Mid-cap indices touched new all-time highs on Thursday, amid strong buying by foreign investors and optimism over the good and services tax (GST) Bill.
The NSE Midcap gained 0.7 per cent to 14,695, extending this month's rally to 6.4 per cent. The benchmark Nifty 50 gained 0.25 per cent to 8,666.3, a new 15-month high.
Experts say the market gains, particularly in mid-cap stocks, is being fuelled by easy foreign institutional investor (FII) buying. FIIs have been net buyers of domestic shares worth Rs 11,000 crore for 15 consecutive sessions. Record low yields in the developed world and talk of further stimulus have created benign liquidity conditions, spurring gains in equities.
Lack of further buying options in the large-cap space has also prompted FIIs to chase stocks in the mid-cap space, leading to expansion in their valuations. "The Nifty midcaps have rallied very sharply. Their P/E (price to earnings ratio) premium to the Nifty is at a 13-year high and is above levels seen in 2005, at the start of a sharp economic up-cycle. Mid-caps in that sense are already discounting a rapid acceleration of the Indian economy, an assumption that could come under stress in the short term," says Sanjay Mookim, India equity strategist at Bank of America Merrill Lynch.
Over the past year, mid-caps have progressively become more expensive than large-cap stocks. For instance, at the end of May 2015, the NSE Mid-cap 100 index was trading at a trailing 12-month P/E of 21.7, lower than the Nifty 50 trailing P/E of 23.1. The valuation began to move in favour of the mid-caps index from June 2015 and that index is now nearly twice as expensive as the Nifty 50 on a P/E basis, trading at around 42 times its underlying trailing earnings, compared to the Nifty 50's 23.6 times. The mid-cap index has rallied a little over 30 per cent from 2016 lows, compared to around 22 per cent gain on the Nifty.
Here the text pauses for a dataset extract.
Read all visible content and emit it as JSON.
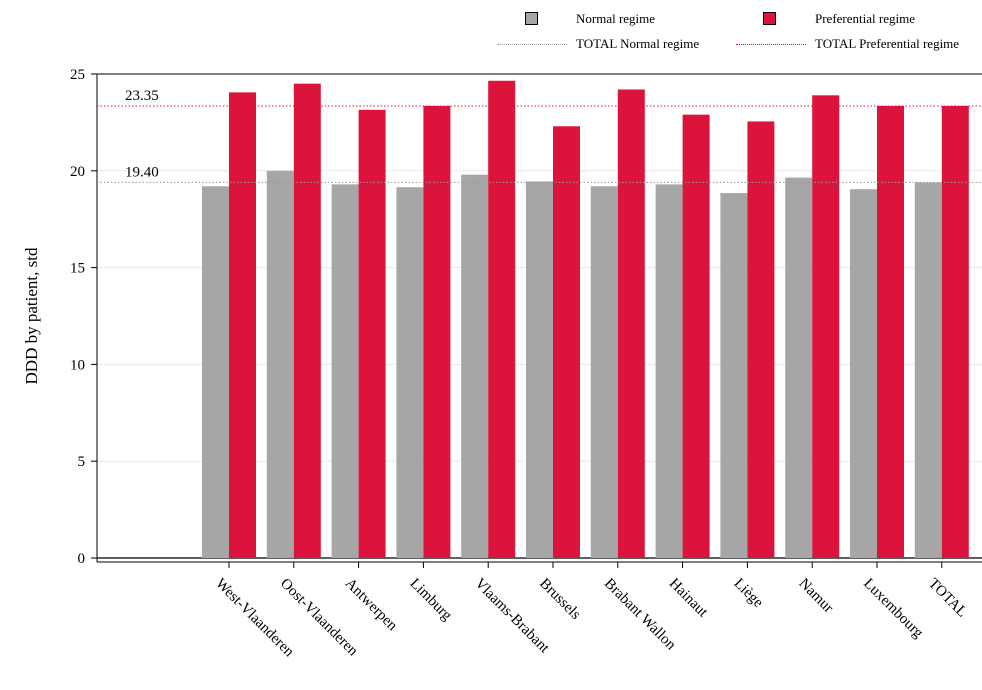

Despite the sharp gains, there are still pockets of opportunities in the mid-cap space and investors need a stock-specific approach, say experts.
"In India, it is always been less about mid-caps as an asset and more about individual stock ideas. As an asset class, it does look very richly valued, compared to large-caps. It's at the top, so I will be cautious. But, even now, there are some compelling individual stock ideas," says Gautam Chhaochharia, head of research, UBS Securities India.